L'INSOPPRIMIBILE ESSENZA DEL DIRITTO



Anche la persona più equilibrata potrebbe dubitare della propria ed altrui lucidità se dovesse partecipare ad un’udienza della Corte d’Appello civile.
Ad indicare l’aula dell’udienza c’è il segnale di avvocati intrecciati attorno ad un tavolo per contendersi le paginette spillate che racchiudono “il ruolo”, ovvero l’elenco delle cause in ordine progressivo.
Leggerlo non comporta alcun beneficio, eppure c’è grande frenesia a farlo per primi, forse per sfogare amarezze represse con l’abituale: “Sono al numero centotredici! E che! Stasera devo dormire qua?”
E di dormire si rischia, non per la lunga attesa quanto per l’inutilità dell’impegno.
Siedono i giudici in coro, vestiti di toga e di noia, lieve vitalità s’impone al Presidente che “chiama” le cause, cioè urla i nomi delle parti.
Due avvocati alla volta si fanno spazio ed uno di loro recita il “può passare”, formula con cui conferma di chiedere una decisione, perché gli anni trascorsi non hanno cancellato la speranza di ottenerla.
Tutta la mattinata è impegnata da questo vacuo, assurdo, frustrante cerimoniale, in ossequio  al venerabile codice di procedura civile.
Anche stamattina sonnecchiavo, per mantenermi vigile alimentavo la fantasia di un incendio che potesse aver distrutto tutti i fascicoli, tranne il mio.

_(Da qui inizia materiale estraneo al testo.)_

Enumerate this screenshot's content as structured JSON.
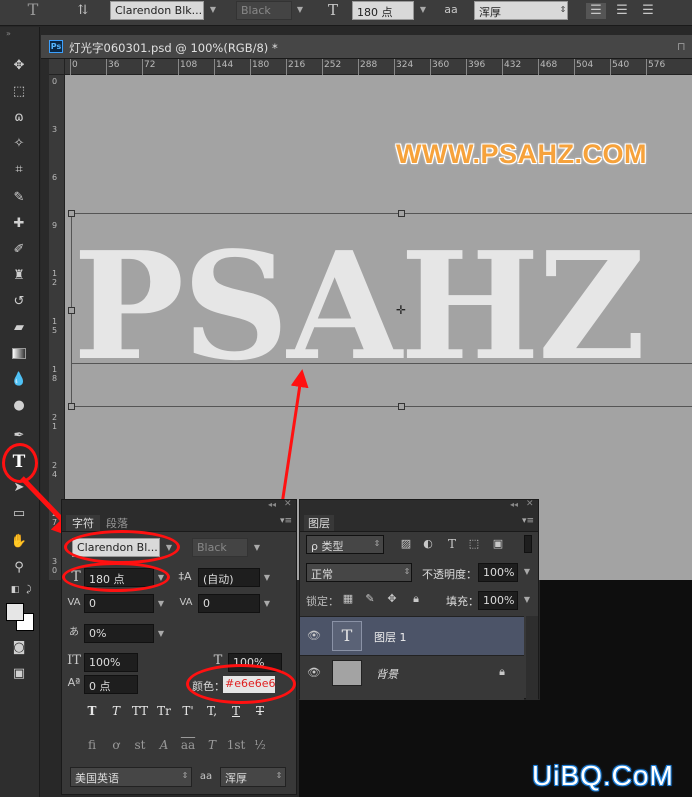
{
  "options_bar": {
    "font_family": "Clarendon Blk...",
    "font_style": "Black",
    "font_size": "180 点",
    "antialias_label": "aa",
    "antialias": "浑厚"
  },
  "document": {
    "tab_title": "灯光字060301.psd @ 100%(RGB/8) *",
    "ps_badge": "Ps",
    "ruler_ticks": [
      "0",
      "36",
      "72",
      "108",
      "144",
      "180",
      "216",
      "252",
      "288",
      "324",
      "360",
      "396",
      "432",
      "468",
      "504",
      "540",
      "576"
    ],
    "vertical_ruler": [
      "0",
      "3",
      "6",
      "9",
      "1 2",
      "1 5",
      "1 8",
      "2 1",
      "2 4",
      "2 7",
      "3 0"
    ],
    "watermark": "WWW.PSAHZ.COM",
    "canvas_text": "PSAHZ"
  },
  "character_panel": {
    "tab_character": "字符",
    "tab_paragraph": "段落",
    "font_family": "Clarendon Bl...",
    "font_style": "Black",
    "font_size": "180 点",
    "leading": "(自动)",
    "kerning": "0",
    "tracking": "0",
    "tsume": "0%",
    "vertical_scale": "100%",
    "horizontal_scale": "100%",
    "baseline_shift": "0 点",
    "color_label": "颜色：",
    "color_value": "#e6e6e6",
    "style_buttons": [
      "T",
      "T",
      "TT",
      "Tr",
      "T'",
      "T,",
      "T",
      "T"
    ],
    "opentype_buttons": [
      "fi",
      "ơ",
      "st",
      "A",
      "aa",
      "T",
      "1st",
      "½"
    ],
    "language": "美国英语",
    "antialias_label": "aa",
    "antialias": "浑厚"
  },
  "layers_panel": {
    "tab": "图层",
    "filter_kind": "ρ 类型",
    "blend_mode": "正常",
    "opacity_label": "不透明度：",
    "opacity": "100%",
    "lock_label": "锁定：",
    "fill_label": "填充：",
    "fill": "100%",
    "layers": [
      {
        "name": "图层 1",
        "thumb": "T"
      },
      {
        "name": "背景",
        "thumb": ""
      }
    ]
  },
  "site_watermark": "UiBQ.CoM",
  "colors": {
    "canvas_bg": "#a3a3a3",
    "text_fill": "#e6e6e6",
    "watermark_fill": "#f6a23b",
    "annotation": "#ff1111",
    "ui_dark": "#282828",
    "panel": "#383838"
  }
}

Un sussulto inatteso: entra il Procuratore Generale che si è appellato contro la concessione dello status di rifugiato ad un Pakistano.
Si discute del Punjab, dello stato di pericolo, delle ragioni umanitarie.
E nella nebulosa  routine di liti tra condomini o tra ex coniugi, questa fiammella di attività intellettuale risveglia l’interesse a comprendere ed elaborare concetti.
Forse non è del tutto inutile quello che accade tra queste mura.
Il diritto c’è, sopravviverà anche alle procedure.